Charles FitzGerald, who bought the building in1968, describes it as one of the most sought-out spaces on the block. Since then, he’s refused several commercial real estate companies’ offers to buy it.
“I did not want it to become a real estate tycoon,” he said.
The Arts on Site community extends beyond performance artists. Owned by Nickolas Velkov, St. Marks Yoga opened in the building last year.
“We love Greg, he’s the best instructor ever,” Jessica Hamlin said, of yogi Greg Stavrakas. “I love taking classes here. Yoga can be intimidating as a beginner, it’s a really great space to come and learn, no one judges you.”
Shortly after she offered those compliments, Stavrakas walked into the studio. He’d landed at Arts on Site after losing his previous job as an accountant. After that loss, “yoga was the only thing that made sense,” Stavrakas said. “I never choose to do it, it was sort of like a calling.”

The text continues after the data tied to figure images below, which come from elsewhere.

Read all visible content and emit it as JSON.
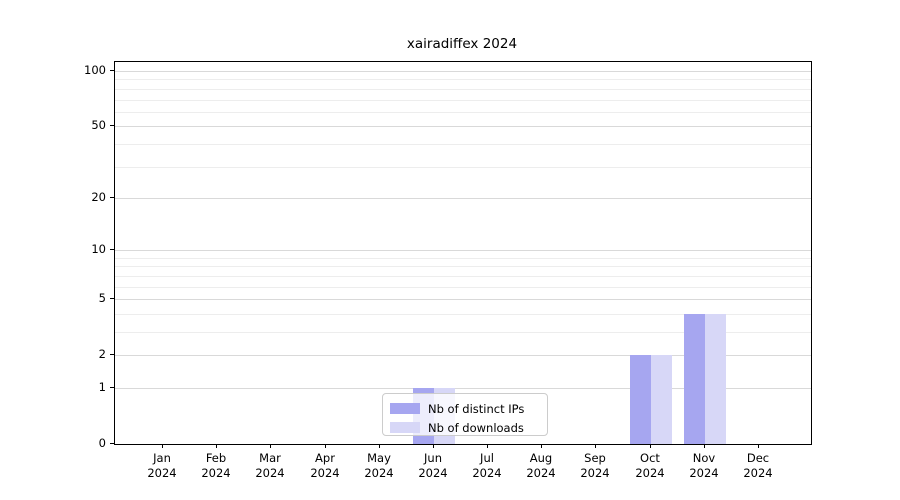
{
  "chart_data": {
    "type": "bar",
    "title": "xairadiffex 2024",
    "categories": [
      "Jan 2024",
      "Feb 2024",
      "Mar 2024",
      "Apr 2024",
      "May 2024",
      "Jun 2024",
      "Jul 2024",
      "Aug 2024",
      "Sep 2024",
      "Oct 2024",
      "Nov 2024",
      "Dec 2024"
    ],
    "series": [
      {
        "name": "Nb of distinct IPs",
        "color": "#a6a6f0",
        "values": [
          0,
          0,
          0,
          0,
          0,
          1,
          0,
          0,
          0,
          2,
          4,
          0
        ]
      },
      {
        "name": "Nb of downloads",
        "color": "#d7d7f7",
        "values": [
          0,
          0,
          0,
          0,
          0,
          1,
          0,
          0,
          0,
          2,
          4,
          0
        ]
      }
    ],
    "yscale": "log10(1+v)",
    "ylim": [
      0,
      112
    ],
    "y_major_ticks": [
      0,
      1,
      2,
      5,
      10,
      20,
      50,
      100
    ],
    "y_minor_ticks": [
      3,
      4,
      6,
      7,
      8,
      9,
      30,
      40,
      60,
      70,
      80,
      90
    ],
    "grid": "horizontal",
    "legend_position": "inside-bottom-center",
    "colors": {
      "grid_major": "#d9d9d9",
      "grid_minor": "#ededed",
      "axis": "#000000",
      "legend_border": "#cccccc"
    }
  }
}
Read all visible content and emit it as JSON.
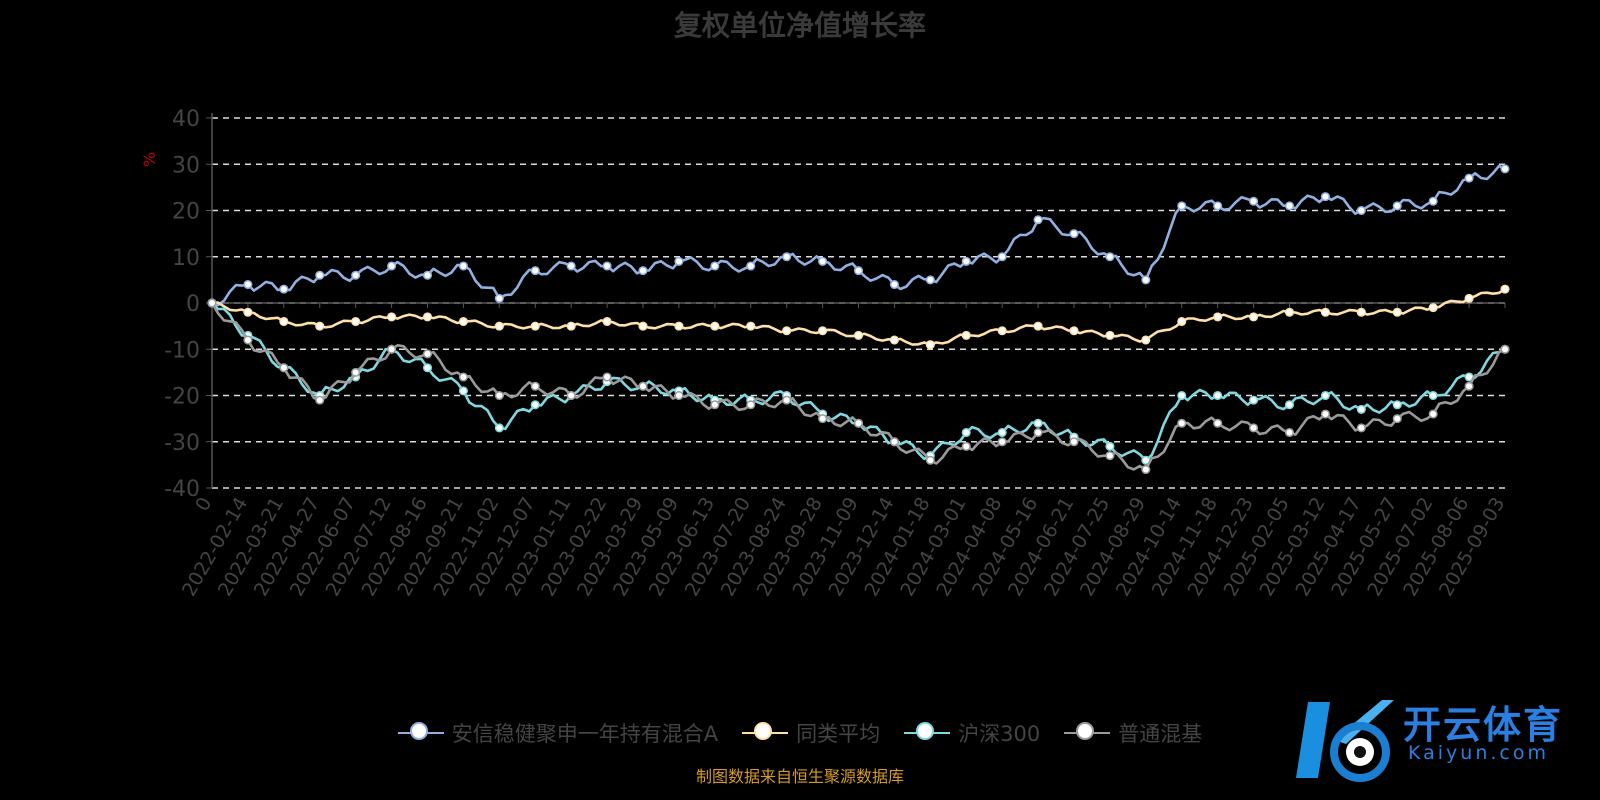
{
  "title": "复权单位净值增长率",
  "unit_label": "%",
  "source": "制图数据来自恒生聚源数据库",
  "logo": {
    "text": "开云体育",
    "subtext": "Kaiyun.com"
  },
  "chart_data": {
    "type": "line",
    "title": "复权单位净值增长率",
    "ylabel": "%",
    "ylim": [
      -40,
      40
    ],
    "yticks": [
      40,
      30,
      20,
      10,
      0,
      -10,
      -20,
      -30,
      -40
    ],
    "grid": true,
    "legend_position": "bottom",
    "x": [
      "0",
      "2022-02-14",
      "2022-03-21",
      "2022-04-27",
      "2022-06-07",
      "2022-07-12",
      "2022-08-16",
      "2022-09-21",
      "2022-11-02",
      "2022-12-07",
      "2023-01-11",
      "2023-02-22",
      "2023-03-29",
      "2023-05-09",
      "2023-06-13",
      "2023-07-20",
      "2023-08-24",
      "2023-09-28",
      "2023-11-09",
      "2023-12-14",
      "2024-01-18",
      "2024-03-01",
      "2024-04-08",
      "2024-05-16",
      "2024-06-21",
      "2024-07-25",
      "2024-08-29",
      "2024-10-14",
      "2024-11-18",
      "2024-12-23",
      "2025-02-05",
      "2025-03-12",
      "2025-04-17",
      "2025-05-27",
      "2025-07-02",
      "2025-08-06",
      "2025-09-03"
    ],
    "series": [
      {
        "name": "安信稳健聚申一年持有混合A",
        "color": "#8fb0e0",
        "values": [
          0,
          4,
          3,
          6,
          6,
          8,
          6,
          8,
          1,
          7,
          8,
          8,
          7,
          9,
          8,
          8,
          10,
          9,
          7,
          4,
          5,
          9,
          10,
          18,
          15,
          10,
          5,
          21,
          21,
          22,
          21,
          23,
          20,
          21,
          22,
          27,
          29
        ]
      },
      {
        "name": "同类平均",
        "color": "#ffe0a8",
        "values": [
          0,
          -2,
          -4,
          -5,
          -4,
          -3,
          -3,
          -4,
          -5,
          -5,
          -5,
          -4,
          -5,
          -5,
          -5,
          -5,
          -6,
          -6,
          -7,
          -8,
          -9,
          -7,
          -6,
          -5,
          -6,
          -7,
          -8,
          -4,
          -3,
          -3,
          -2,
          -2,
          -2,
          -2,
          -1,
          1,
          3
        ]
      },
      {
        "name": "沪深300",
        "color": "#7fd8e0",
        "values": [
          0,
          -7,
          -14,
          -20,
          -16,
          -10,
          -14,
          -19,
          -27,
          -22,
          -20,
          -17,
          -18,
          -19,
          -21,
          -21,
          -20,
          -24,
          -26,
          -30,
          -33,
          -28,
          -28,
          -26,
          -29,
          -31,
          -34,
          -20,
          -20,
          -21,
          -22,
          -20,
          -23,
          -22,
          -20,
          -16,
          -10
        ]
      },
      {
        "name": "普通混基",
        "color": "#9a9a9a",
        "values": [
          0,
          -8,
          -14,
          -21,
          -15,
          -10,
          -11,
          -16,
          -20,
          -18,
          -20,
          -16,
          -18,
          -20,
          -22,
          -22,
          -21,
          -25,
          -26,
          -30,
          -34,
          -31,
          -30,
          -28,
          -30,
          -33,
          -36,
          -26,
          -26,
          -27,
          -28,
          -24,
          -27,
          -25,
          -24,
          -18,
          -10
        ]
      }
    ]
  },
  "legend": [
    {
      "label": "安信稳健聚申一年持有混合A",
      "color": "#8fb0e0"
    },
    {
      "label": "同类平均",
      "color": "#ffe0a8"
    },
    {
      "label": "沪深300",
      "color": "#7fd8e0"
    },
    {
      "label": "普通混基",
      "color": "#9a9a9a"
    }
  ]
}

Stavrakas recalls the birthday party in the building last week for his boss. It was attended by St. Mark’s Yoga teachers and people who helped decorate their studios. Ainsworth, along with performers from Arts On Site, were there as well.
“It was a great experience to get together and appreciate each other on how far we have come in the last year,” Stavrakas said, “and how much it’s going to keep growing if we keep on putting love into it. It’s natural to all of us, this is what we love.”